[A89] Re: p55x


[Prev][Next][Index][Thread]

[A89] Re: p55x



> Or, Proposal for Modernization of 68K Calculator Development on Unix.
> Windows people who want to reap any bounty should use Cygwin or MinGW
> until such time as they get a real operating system.

Well, Cygwin and MinGW are certainly much worse than pure Windows: very
slow and buggy. But yes, for people who know the Unix world, they are
usable.

> Improve TiLP and such.
> - Trash libticables, or greatly reduce. Require kernel module for
> black, parallel, USB links.

What about people with 2.2 kernels? Debian stable still uses them by
default, but they provide a package for 2.4 (2.4.18, I believe). Yet I
have not seen the support for anything calculator-related even in the
2.4.21 configuration.

However, people with Debian stable might not install TiLP anyway. Or
you'll have to backport all bugfixes to the Debian package on
www.tilp.info (wherever it is).

> - Improve kernel module build process. (This is the only thing I've
> already done.)

You mean you will require people to patch their kernel? Or are these
standalone modules like the 2.2 PCMCIA modules? Anyway, I don't think
that every user wants to build things from source, even on Linux. By the
way, don't libticables and libticalcs work on other Unix derivates? I
see at least FreeBSD on www.tilp.info. What about those?

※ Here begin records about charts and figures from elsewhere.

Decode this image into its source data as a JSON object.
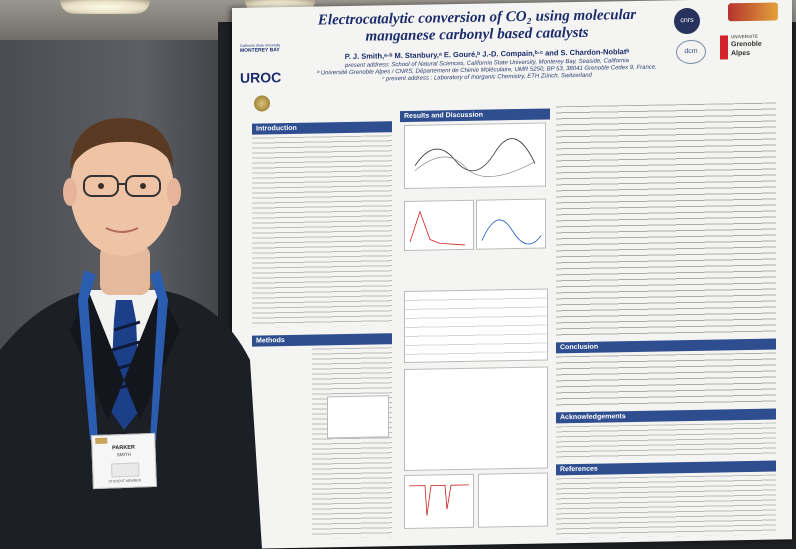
{
  "poster": {
    "title_line1": "Electrocatalytic conversion of CO₂ using molecular",
    "title_line2": "manganese carbonyl based catalysts",
    "authors": "P. J. Smith,ᵃ·ᵇ M. Stanbury,ᵃ E. Gouré,ᵇ J.-D. Compain,ᵇ·ᶜ and S. Chardon-Noblatᵇ",
    "affil1": "present address: School of Natural Sciences, California State University, Monterey Bay, Seaside, California",
    "affil2": "ᵇ Université Grenoble Alpes / CNRS, Département de Chimie Moléculaire, UMR 5250, BP 53, 38041 Grenoble Cedex 9, France.",
    "affil3": "ᶜ present address : Laboratory of Inorganic Chemistry, ETH Zürich, Switzerland",
    "sections": {
      "introduction": "Introduction",
      "results": "Results and Discussion",
      "methods": "Methods",
      "conclusion": "Conclusion",
      "acknowledgements": "Acknowledgements",
      "references": "References"
    },
    "logos": {
      "csumb_line1": "California State University",
      "csumb_line2": "MONTEREY BAY",
      "uroc": "UROC",
      "cnrs": "cnrs",
      "grenoble_line1": "UNIVERSITÉ",
      "grenoble_line2": "Grenoble",
      "grenoble_line3": "Alpes",
      "dcm": "dcm"
    }
  },
  "badge": {
    "name": "PARKER",
    "last": "SMITH",
    "footer": "STUDENT MEMBER"
  },
  "colors": {
    "poster_blue": "#2f4e8f",
    "title_navy": "#1b2b6b",
    "suit": "#1c1f26",
    "tie": "#1c3f8a",
    "lanyard": "#2a5db0"
  }
}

> - Prettify file selector (among other things). At least make it start
> in CWD as opposed to home directory, and make it not show hidden files
> (if it does, which I think it does.) Allow entry of pathnames instead
> of click-o-rama.- Get rid of debug gibberish. Provide for totally
> quiet non-interactive mode.- Squash compatibility issues. Allow to
> work beside GtkTiEmu.

That sounds good (I think ;-)).

> Building.
> - Trash specialized TIGCC. Replace with direct build from GNU sources,
> plus some libs and headers.

Good luck with that.
Have you actually read the GCC patch? It means you'll have to drop a lot
of things: native float support, register-relative mode, F-Line ROM
calls, ...
If you mean you only want to drop the tigcc front-end and patch gcc
instead, then OK, but you _really_ might want to work together with the
TIGCC team in this case, specifically Kevin.

> Real Programmers don't use IDEs.

That is probably true, but what about newbies. (OK, not many newbies use
Unix systems.)

> - Patch GNU as to accept a68k syntax.

That is a good idea.

> - Teach proper use of modular programming, assembler/C mixing, GNU
> extensions, GNU make, and linking.

The problem with modular programming (and with a lot of other things
related to TIGCC) is the lack of space on calculators. It will hopefully
become better in future TIGCC releases, but only due to very strong
linker optimizations.

> - (warning: compatibility breakage) Make API more ANSI/POSIXish.

I don't exactly know what you mean. Make it compilable with '-ansi'? Or
do you want to improve the ANSI-specific functions?

> Remove evil monolithic header files.

And do what? One header file for types, and others for functions? That
sounds good to me, except for the compatibility breakage.